On Sept. 11, 2001, Patrick Heaphy left his Fifth Avenue office — camera in hand — and started asking shellshocked people on the street one thing: "what happened?"
The responses varied widely, both in emotion and factual detail, but they were all human reactions to a tragedy unfolding before their eyes as the Twin Towers fell.
Now, nearly 18 years later, Heaphy is looking to reconnect with the people he interviewed for “9/11+20,” a documentary film examining how the terror attacks have impacted their lives in the intervening years.
“With any documentary, you don’t necessarily know what you’re going to get until you’re complete,” said Heaphy, the founder and creative director of production company LCM247. “So we’re looking at this going, our idea is to show the resiliency of people who have been impacted by this tragic event and to show how people cope, and how maybe it influenced them on how they view the world and even how they raised their children.”
But Heaphy needs help. Without the names of the 80 people he interviewed as he walked downtown from Fifth Avenue and 21st Street, his team has been sleuthing around the internet and relying on social media in an attempt to find them. So far, they’ve identified five people.

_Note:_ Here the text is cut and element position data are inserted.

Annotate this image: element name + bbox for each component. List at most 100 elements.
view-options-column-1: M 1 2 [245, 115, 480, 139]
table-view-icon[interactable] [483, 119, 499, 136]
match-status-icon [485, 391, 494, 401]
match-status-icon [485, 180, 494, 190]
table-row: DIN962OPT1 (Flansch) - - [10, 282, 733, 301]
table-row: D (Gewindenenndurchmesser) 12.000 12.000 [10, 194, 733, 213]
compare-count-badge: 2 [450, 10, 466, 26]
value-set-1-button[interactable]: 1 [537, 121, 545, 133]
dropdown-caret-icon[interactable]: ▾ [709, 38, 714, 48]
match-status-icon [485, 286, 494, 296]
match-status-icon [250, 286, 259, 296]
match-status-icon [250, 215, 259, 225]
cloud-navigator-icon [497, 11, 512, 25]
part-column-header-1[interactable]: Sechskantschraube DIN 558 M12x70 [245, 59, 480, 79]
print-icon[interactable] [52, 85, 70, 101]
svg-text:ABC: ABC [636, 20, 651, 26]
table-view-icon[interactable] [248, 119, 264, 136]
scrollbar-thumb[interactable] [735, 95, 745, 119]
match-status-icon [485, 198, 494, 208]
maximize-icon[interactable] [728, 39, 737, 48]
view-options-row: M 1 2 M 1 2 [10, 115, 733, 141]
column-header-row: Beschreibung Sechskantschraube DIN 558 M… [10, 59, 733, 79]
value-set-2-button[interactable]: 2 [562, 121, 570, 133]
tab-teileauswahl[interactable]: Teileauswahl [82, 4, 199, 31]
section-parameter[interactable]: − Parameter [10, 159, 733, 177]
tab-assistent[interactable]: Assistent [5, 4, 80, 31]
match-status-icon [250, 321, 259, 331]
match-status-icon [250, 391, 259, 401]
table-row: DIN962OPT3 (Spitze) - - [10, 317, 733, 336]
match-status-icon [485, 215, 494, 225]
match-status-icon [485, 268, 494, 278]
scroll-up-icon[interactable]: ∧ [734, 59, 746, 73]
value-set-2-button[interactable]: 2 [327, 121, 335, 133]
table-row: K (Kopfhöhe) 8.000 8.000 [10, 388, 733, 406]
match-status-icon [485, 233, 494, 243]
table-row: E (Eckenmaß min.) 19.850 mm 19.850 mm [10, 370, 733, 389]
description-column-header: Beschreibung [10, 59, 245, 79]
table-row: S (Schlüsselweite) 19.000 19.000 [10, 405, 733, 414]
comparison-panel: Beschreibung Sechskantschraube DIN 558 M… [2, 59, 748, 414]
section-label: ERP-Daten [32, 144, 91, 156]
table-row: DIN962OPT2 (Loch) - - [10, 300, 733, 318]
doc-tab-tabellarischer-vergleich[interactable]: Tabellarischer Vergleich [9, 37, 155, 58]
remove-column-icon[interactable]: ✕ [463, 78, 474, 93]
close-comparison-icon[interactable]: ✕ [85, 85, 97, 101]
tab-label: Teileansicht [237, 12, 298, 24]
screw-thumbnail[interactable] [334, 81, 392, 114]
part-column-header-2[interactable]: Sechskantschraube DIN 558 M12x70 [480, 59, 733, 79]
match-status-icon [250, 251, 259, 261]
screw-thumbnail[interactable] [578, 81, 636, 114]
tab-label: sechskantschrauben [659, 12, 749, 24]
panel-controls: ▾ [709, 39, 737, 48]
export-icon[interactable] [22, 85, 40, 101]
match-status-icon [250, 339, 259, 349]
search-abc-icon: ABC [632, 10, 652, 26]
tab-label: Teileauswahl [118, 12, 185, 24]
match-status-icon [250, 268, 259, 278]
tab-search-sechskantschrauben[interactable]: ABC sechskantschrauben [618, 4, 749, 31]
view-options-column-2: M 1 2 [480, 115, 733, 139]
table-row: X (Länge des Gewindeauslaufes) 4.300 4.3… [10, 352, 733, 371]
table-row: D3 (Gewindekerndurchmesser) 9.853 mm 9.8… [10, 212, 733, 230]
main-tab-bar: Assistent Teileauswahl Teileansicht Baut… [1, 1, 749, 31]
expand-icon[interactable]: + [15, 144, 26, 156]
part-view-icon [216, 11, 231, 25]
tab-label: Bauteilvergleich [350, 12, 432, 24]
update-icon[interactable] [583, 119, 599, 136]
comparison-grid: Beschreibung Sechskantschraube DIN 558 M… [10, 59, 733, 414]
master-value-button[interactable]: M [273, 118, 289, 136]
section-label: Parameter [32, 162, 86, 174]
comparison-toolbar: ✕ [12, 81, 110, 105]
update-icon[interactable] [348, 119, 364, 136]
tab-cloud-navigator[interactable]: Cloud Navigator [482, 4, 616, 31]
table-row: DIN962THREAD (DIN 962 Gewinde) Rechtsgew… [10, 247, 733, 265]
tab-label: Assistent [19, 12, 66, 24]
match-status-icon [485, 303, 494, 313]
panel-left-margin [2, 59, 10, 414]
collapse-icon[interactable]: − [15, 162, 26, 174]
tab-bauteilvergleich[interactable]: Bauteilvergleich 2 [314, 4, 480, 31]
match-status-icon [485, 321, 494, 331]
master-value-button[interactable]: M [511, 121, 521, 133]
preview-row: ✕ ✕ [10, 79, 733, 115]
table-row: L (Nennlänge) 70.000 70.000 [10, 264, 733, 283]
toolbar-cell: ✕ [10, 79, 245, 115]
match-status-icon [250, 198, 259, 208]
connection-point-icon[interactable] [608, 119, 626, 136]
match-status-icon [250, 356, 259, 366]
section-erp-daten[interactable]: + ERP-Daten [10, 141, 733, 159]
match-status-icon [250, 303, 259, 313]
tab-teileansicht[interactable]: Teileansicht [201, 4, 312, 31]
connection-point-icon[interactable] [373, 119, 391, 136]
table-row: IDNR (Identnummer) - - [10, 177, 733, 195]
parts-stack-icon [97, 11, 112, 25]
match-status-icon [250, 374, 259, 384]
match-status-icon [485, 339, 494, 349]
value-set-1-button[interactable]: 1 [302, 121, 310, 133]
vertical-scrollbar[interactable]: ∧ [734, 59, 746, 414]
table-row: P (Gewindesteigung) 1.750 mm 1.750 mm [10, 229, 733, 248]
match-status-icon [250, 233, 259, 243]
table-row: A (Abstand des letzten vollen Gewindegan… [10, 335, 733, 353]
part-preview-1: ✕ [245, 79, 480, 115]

One woman, Lauren Cherkas, of New Jersey, has already met with Heaphy and his crew for a follow-up interview.
“It was strange because I’ve seen her in this footage and it’s like I know her,” Heaphy said. “When we saw each other, we had been communicating a little via phone calls but we hugged each other.”
Finding Cherkas sparked more leads on other people who were near her when she was interviewed, but the progress was isolated to that specific area of the city.
Another woman who was identified, Vered, lives in California now. They have a Skype call lined up and Heaphy hopes to fly out to L.A. to meet her in person within the next few months.
Since the documentary’s debut is tied to the 20th anniversary of the terror attacks in 2021, Heaphy and his crew have about two years to interview as many people as they can and put the film together.
“Imagine trying to get all your friends together; it can take months,” he said. “So, just to find these people, we’re thinking we have enough time to hopefully get in touch with at least half of the folks that we interviewed that day.”
LCM247 partnered with Big Media to distribute the film, which will be presented in October as a work in progress at MIPCOM, an industry gathering held annually in Cannes, France. The viewing will serve to help draw attention to Heaphy’s project and lead him to more people he had interviewed.
Heaphy said he hopes “9/11+20” will show that tragic day through the lens of those who witnessed the terror attacks but were not in immediate danger.
“There’s something about it, I think it’s important historically just because of the way it captured what was happening on the streets,” he said. “Everybody sees the footage of the buildings collapsing, which is horrible. But I feel like we didn’t see as much of the humanity that was occurring on the streets and in the shadows of Ground Zero, you know the people who weren’t necessarily in danger of the buildings collapsing around them, but still everybody’s lives were just turned upside down.
“Not everybody is aware of how that day affected them and maybe now looking back 20 years we can have a better understanding of that.”